Korin se leva d’un bond et lui baisa la main. « Nous sommes à tes ordres !

— Holà, holà, je ne promets rien. Nous aviserons. » On servit pour finir des fromages tendres et toutes sortes d’amandes dorées sur des assiettes de porcelaine peinte, et, pendant que les convives les dégustaient, les ménestrels exécutèrent des ballades anciennes.

« Voici la dernière amusette inventée par les potiers d’Ylani », déclara Solari quand il ne resta plus une miette à croquer. Retournant son assiette, il fit voir au roi un couplet peint sur le dessous. « Chacune d’entre elles porte au revers une énigme ou une chanson dont son détenteur, debout sur son siège, doit faire part à la société. Si je puis me permettre de donner l’exemple  ? » .
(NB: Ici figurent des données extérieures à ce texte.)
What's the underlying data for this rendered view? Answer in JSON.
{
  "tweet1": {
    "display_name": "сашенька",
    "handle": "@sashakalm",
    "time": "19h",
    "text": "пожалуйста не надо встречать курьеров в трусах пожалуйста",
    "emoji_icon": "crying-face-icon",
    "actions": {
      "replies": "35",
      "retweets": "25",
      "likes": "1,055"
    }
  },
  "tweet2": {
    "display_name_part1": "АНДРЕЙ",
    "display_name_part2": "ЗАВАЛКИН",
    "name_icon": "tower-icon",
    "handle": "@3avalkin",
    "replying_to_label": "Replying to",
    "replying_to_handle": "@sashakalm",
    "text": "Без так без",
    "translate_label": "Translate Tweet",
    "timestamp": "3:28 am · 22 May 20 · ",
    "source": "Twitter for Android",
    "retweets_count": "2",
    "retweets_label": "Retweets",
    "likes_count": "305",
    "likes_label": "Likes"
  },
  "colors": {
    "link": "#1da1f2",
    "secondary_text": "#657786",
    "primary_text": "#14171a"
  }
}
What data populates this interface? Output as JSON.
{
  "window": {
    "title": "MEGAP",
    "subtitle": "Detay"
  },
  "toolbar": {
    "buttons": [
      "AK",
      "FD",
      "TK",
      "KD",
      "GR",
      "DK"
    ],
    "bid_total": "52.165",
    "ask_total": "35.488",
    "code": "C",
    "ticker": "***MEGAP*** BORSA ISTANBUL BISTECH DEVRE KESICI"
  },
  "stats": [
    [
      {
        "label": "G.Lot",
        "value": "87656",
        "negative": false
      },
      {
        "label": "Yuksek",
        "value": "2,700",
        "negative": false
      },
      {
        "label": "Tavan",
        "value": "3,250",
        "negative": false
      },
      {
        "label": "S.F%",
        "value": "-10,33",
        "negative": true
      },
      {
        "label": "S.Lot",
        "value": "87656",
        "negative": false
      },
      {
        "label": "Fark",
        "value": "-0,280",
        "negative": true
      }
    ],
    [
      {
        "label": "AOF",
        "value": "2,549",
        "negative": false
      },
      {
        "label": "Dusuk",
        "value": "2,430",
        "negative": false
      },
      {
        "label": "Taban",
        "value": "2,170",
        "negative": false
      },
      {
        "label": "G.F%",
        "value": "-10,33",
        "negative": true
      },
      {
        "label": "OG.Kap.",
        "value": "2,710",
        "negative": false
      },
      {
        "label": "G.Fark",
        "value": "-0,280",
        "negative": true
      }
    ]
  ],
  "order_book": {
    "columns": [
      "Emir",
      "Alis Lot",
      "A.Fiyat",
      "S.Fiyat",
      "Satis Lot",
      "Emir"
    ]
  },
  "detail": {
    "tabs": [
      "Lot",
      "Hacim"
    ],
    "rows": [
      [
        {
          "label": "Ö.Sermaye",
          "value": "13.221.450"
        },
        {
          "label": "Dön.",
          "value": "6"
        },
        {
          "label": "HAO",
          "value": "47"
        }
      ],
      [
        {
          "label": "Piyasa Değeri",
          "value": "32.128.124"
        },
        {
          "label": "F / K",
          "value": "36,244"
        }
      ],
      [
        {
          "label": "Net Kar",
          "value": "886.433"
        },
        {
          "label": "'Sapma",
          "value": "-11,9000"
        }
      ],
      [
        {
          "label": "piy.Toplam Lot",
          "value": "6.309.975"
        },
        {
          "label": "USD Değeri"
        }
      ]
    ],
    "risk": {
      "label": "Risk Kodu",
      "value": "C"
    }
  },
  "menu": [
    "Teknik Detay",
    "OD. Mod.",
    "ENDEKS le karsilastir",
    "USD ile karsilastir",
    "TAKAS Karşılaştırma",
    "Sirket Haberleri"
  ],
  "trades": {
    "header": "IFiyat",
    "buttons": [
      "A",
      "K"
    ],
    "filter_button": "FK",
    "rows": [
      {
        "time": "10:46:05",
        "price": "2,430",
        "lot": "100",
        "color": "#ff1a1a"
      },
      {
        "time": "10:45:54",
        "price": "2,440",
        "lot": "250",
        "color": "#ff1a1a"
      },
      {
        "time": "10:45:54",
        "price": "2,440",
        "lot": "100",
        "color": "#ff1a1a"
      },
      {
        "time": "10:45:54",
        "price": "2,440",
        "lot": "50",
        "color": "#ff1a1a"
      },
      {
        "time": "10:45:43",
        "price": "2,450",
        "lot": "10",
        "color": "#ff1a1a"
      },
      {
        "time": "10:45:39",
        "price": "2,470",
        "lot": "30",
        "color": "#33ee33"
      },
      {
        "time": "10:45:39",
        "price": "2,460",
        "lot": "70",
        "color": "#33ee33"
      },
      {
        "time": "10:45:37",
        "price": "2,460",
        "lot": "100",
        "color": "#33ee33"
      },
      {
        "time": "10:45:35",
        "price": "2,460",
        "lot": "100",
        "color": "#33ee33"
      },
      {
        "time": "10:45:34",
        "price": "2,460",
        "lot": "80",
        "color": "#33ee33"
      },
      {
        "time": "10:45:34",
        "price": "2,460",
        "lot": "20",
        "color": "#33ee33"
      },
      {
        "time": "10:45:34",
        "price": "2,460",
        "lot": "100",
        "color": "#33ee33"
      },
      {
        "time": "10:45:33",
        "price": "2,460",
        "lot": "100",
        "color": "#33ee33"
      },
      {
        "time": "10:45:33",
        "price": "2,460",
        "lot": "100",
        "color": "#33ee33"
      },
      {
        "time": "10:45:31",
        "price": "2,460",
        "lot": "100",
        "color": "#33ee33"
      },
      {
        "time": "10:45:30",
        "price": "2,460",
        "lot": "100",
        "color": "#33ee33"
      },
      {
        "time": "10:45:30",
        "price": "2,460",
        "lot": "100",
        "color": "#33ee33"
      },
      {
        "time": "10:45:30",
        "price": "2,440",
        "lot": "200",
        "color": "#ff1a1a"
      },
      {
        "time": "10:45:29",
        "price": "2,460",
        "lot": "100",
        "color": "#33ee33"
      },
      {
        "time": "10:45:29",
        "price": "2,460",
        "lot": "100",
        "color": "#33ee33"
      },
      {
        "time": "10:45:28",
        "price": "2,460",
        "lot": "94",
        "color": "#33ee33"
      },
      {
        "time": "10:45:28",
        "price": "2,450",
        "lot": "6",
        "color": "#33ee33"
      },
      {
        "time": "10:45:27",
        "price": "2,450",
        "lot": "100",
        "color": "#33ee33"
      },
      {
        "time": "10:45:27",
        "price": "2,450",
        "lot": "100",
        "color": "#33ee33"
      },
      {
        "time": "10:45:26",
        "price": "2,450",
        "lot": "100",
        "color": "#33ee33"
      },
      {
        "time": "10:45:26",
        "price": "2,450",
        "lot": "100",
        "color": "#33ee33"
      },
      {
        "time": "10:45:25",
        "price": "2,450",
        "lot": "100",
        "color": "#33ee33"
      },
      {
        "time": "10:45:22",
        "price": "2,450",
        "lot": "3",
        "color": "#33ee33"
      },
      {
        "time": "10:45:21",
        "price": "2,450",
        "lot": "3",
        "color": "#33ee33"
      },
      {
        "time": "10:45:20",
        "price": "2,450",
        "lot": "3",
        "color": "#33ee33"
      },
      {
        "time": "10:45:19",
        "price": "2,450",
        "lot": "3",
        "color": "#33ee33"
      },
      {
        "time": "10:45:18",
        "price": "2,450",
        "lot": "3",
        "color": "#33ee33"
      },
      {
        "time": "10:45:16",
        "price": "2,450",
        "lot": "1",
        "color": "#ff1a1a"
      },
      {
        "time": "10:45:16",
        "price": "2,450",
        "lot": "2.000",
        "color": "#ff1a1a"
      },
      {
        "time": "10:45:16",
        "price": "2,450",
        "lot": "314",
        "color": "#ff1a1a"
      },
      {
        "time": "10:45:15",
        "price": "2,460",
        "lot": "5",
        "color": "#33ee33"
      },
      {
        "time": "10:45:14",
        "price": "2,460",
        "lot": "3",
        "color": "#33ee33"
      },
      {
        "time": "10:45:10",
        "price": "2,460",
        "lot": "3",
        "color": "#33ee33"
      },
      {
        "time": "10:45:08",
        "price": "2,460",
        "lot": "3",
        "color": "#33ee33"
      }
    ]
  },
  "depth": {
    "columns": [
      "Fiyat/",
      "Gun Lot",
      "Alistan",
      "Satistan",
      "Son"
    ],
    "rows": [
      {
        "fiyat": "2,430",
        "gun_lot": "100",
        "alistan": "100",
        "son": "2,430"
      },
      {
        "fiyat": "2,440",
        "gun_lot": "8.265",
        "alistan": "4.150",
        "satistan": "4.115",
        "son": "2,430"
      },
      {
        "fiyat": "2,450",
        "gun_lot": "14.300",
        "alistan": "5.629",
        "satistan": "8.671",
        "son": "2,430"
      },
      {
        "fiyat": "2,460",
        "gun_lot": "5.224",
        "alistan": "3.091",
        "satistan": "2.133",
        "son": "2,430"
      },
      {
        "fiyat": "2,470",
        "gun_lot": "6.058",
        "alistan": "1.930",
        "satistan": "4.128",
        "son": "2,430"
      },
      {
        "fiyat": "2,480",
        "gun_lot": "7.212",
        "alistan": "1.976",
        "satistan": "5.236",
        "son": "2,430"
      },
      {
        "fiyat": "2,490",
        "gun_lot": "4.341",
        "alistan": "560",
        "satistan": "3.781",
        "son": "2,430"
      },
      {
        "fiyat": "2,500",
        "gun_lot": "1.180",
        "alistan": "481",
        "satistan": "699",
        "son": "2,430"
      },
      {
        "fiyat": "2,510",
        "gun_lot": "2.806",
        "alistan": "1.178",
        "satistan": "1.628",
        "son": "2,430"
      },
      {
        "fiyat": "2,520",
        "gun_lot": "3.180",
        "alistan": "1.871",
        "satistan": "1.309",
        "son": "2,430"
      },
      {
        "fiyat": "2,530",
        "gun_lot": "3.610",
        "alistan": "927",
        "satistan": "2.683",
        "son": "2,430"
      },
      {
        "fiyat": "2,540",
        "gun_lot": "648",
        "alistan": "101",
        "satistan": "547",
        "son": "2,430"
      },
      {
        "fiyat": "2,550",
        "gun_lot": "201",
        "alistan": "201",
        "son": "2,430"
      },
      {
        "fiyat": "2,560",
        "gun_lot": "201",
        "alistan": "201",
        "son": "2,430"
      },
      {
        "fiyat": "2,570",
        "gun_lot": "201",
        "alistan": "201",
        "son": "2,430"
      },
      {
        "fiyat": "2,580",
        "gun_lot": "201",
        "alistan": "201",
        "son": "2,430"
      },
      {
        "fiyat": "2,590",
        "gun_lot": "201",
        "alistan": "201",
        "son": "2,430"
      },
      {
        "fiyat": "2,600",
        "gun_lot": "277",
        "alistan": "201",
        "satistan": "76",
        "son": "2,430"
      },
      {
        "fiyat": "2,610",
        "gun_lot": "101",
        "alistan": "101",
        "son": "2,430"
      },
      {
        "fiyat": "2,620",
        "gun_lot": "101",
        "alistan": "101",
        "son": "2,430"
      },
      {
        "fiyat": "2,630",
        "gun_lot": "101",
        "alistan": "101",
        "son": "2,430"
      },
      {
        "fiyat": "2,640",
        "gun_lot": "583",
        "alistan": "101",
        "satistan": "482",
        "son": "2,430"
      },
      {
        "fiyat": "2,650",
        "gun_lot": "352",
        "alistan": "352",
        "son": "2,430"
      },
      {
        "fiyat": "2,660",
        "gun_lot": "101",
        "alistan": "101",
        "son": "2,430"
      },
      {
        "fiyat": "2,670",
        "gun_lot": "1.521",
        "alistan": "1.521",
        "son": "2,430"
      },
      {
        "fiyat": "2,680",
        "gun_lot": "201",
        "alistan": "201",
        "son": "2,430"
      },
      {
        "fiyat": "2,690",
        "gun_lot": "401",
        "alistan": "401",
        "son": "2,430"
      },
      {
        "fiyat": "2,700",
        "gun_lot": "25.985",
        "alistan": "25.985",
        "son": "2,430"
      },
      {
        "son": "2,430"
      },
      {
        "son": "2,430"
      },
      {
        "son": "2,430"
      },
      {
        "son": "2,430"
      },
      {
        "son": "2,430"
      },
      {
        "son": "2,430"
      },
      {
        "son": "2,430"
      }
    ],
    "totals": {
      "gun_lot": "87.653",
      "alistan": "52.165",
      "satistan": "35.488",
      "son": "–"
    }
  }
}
Dans l’hilarité générale et le boucan des coupes martelant les tables, il se jucha sur son fauteuil et se mit à déclamer des vers on ne peut plus burlesques avec une larmoyante solennité.

Ravi par ces bouffonneries, Erius lui succéda pour débiter un quatrain d’une obscénité sordide en affectant les langueurs chlorotiques d’un rimailleur courtois.

Le jeu remporta un énorme succès et se poursuivit pendant plus d’une heure. La plupart des textes étaient de la même veine pis que gaillarde, certains carrément orduriers. Tobin rougit de façon cuisante quand Tharin grimpa sur la table et récita, d’un air parfaitement impassible, un poème contant les ébats d’une jeune épouse avec son amant dans le feuillage d’un poirier, tandis que, planté au pied de l’arbre, le vieux mari myope incitait la belle à cueillir le fruit le plus pulpeux qu’elle pourrait trouver.

Par bonheur, sa propre assiette ne portait qu’une devinette : « "Quelle est la forteresse capable de résister à la foudre, à un siège et au feu, mais qu’on peut emporter d’un mot doux ? "

— Le cœur d’une maîtresse ! » cria Korin, s’attirant par là pour récompense des tas de sifflets cordiaux.

« Faites donc voir à Tobin la fameuse épée, Père », reprit-il, une fois le jeu des assiettes achevé.

Le porte-baudrier royal s’avança puis, le genou ployé, présenta sa charge au roi. Dégainant la longue lame de son fourreau clouté, Erius la brandit pour la soumettre à l’admiration de son neveu. Le flamboiement jaune des torches faisait miroiter l’acier poli et briller d’un éclat chaleureux les dragons d’or en haut-relief émoussé qui ornaient les branches courbes de la garde.

S’en voyant ensuite tendre la poignée, Tobin eut à roidir le bras pour tenir l’arme, qui était beaucoup plus longue et plus pesante que la sienne. En dépit de cela, la poignée d’ivoire jauni résillé d’or s’ajustait à merveille à sa main. Il abaissa la pointe pour considérer le gros rubis qui, serti dans le pommeau d’or cannelé, portait en intaille le sceau royal de Skala. Le motif, qu’il avait souvent vu à l’envers, imprimé dans la cire, au bas de lettres de son oncle, figurait la flamme de Sakor portée par le dragon d’Illior, avec un croissant de lune à l’arrière-plan.

« L’épée même que le roi Thelâtimos donna à Ghërilain, dit Korin en la saisissant à son tour et en y faisant miroiter la lumière alternativement sur l’une et l’autre face. La voici revenue, tant d’années plus tard, entre les mains d’un roi.

— Et pour se trouver entre les tiennes, un jour, mon fils », reprit fièrement le roi.

Sans cesser de regarder l’épée, Tobin s’efforça d’imaginer sa frêle et imprévisible mère en train de la manier en guerrier. Il n’y parvint pas.

Tout à coup, et pour la seconde fois de la journée, il sentit les yeux de Nyrin attachés sur lui. L’orgueil supplanta la peur. Après avoir exclu de son esprit tout ce qui n’était pas relatif aux sensations éprouvées quand il tenait l’épée, il planta son regard dans celui du magicien. Et ce n’est pas lui qui se détourna le premier, cette fois.